In Turkey, İzmir is famous for its peculiar use of words, among the most famous of which is “gevrek”. Personally, I’m with them on that, as “gevrek” is a good strong Turkic word, while “simit” is of Arabic extraction, and doesn’t even follow the rules Turks use for pronouncing Arabic words (if it did, it would be “semit”). Indeed, so famous is the use of “gevrek” that tourists will sometimes take photos of this “phenomenon”:
Another famous snack in Turkey which has a different name in İzmir is “çiğdem” for “çekirdek”. Rather than refer to maize as “mısır” (from the Arabic name for Egypt, which is also in use in Turkey to refer to Egypt itself, although obviously this use must be capitalised) they use the Turkic “darı”.
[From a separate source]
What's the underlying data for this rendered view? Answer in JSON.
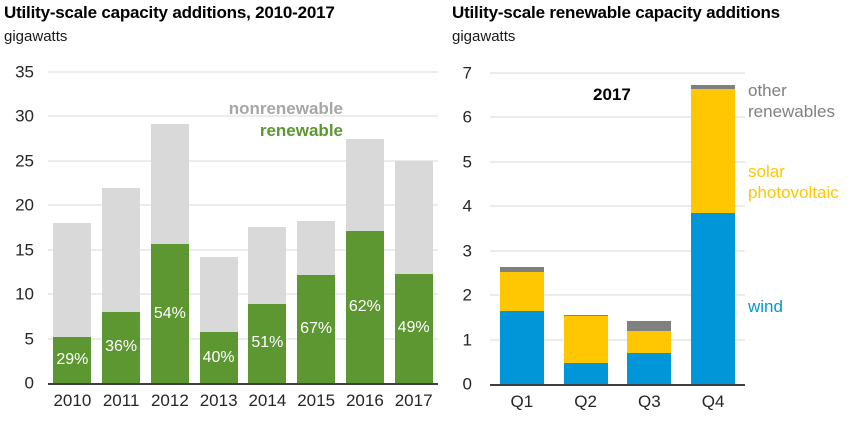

The video immediately mentions “asfalya” (which is from Greek “ασφάλεια” and was likely in use in the city due to its large historical Greek population, also, it is more vowel harmonic than “sigorta”), “bango” (easily connectable to the Italian “banco”, and thus likely a product of Venitian trade routes) and “boyoz” (a lovely local dish whose name derives from the Spanish “bollo”, Spanish having long been spoken in the city due to its Jewish population, a product of the Spanish expulsions), all of which are strong indicators of the Mediterranean leanings of the city’s culture.
The next words that it adds, however, have a different etymological relationship with the rest of Turkey. All of Turkey uses a varient on the Greek form of the word for “tomato” (the word itself is Nuhuatl, as tomatoes are not native to the Old World) by saying “domates”, but İzmirliler are notorious for dropping the “es”, which in fact was a normal part of loaning Greek words into Ottoman Turkish (which is how Hercules Millas is referred to by Turks as “Herkül”), and also allows the word to conform to vowel harmony. “Kumru” is a Turkified Arabic word (again with the vowel harmony!), while the rest of Turkey uses the English word. An attempt at pronouncing “Clorox” gives the local name for “bleach” (klorak), while the video asserts that the rest of the country uses an Öztürkçe term (çamaşır suyu).
So it would seem that İzmir prefers to use Mediterranean loanwords and Öztürkçe in general to Arabic words, and additionally (looking at domat vs. domates, kumru vs. sandviç and klorak vs. çamaşır suyu) favours brevity and vowel harmony more strongly than the rest of the country.
Personally, that was more thought than I like to put into İzmir and its silly local cultural (totally inferior in every respect to the wonderfully rich local cultures of real cities, such as Ankara, Adana or Trabzon), but it is vaguelly interesting from a historical perspective, as these words provide evidence for the Aegean’s “distinctive” culture having roots going back to Ottoman times.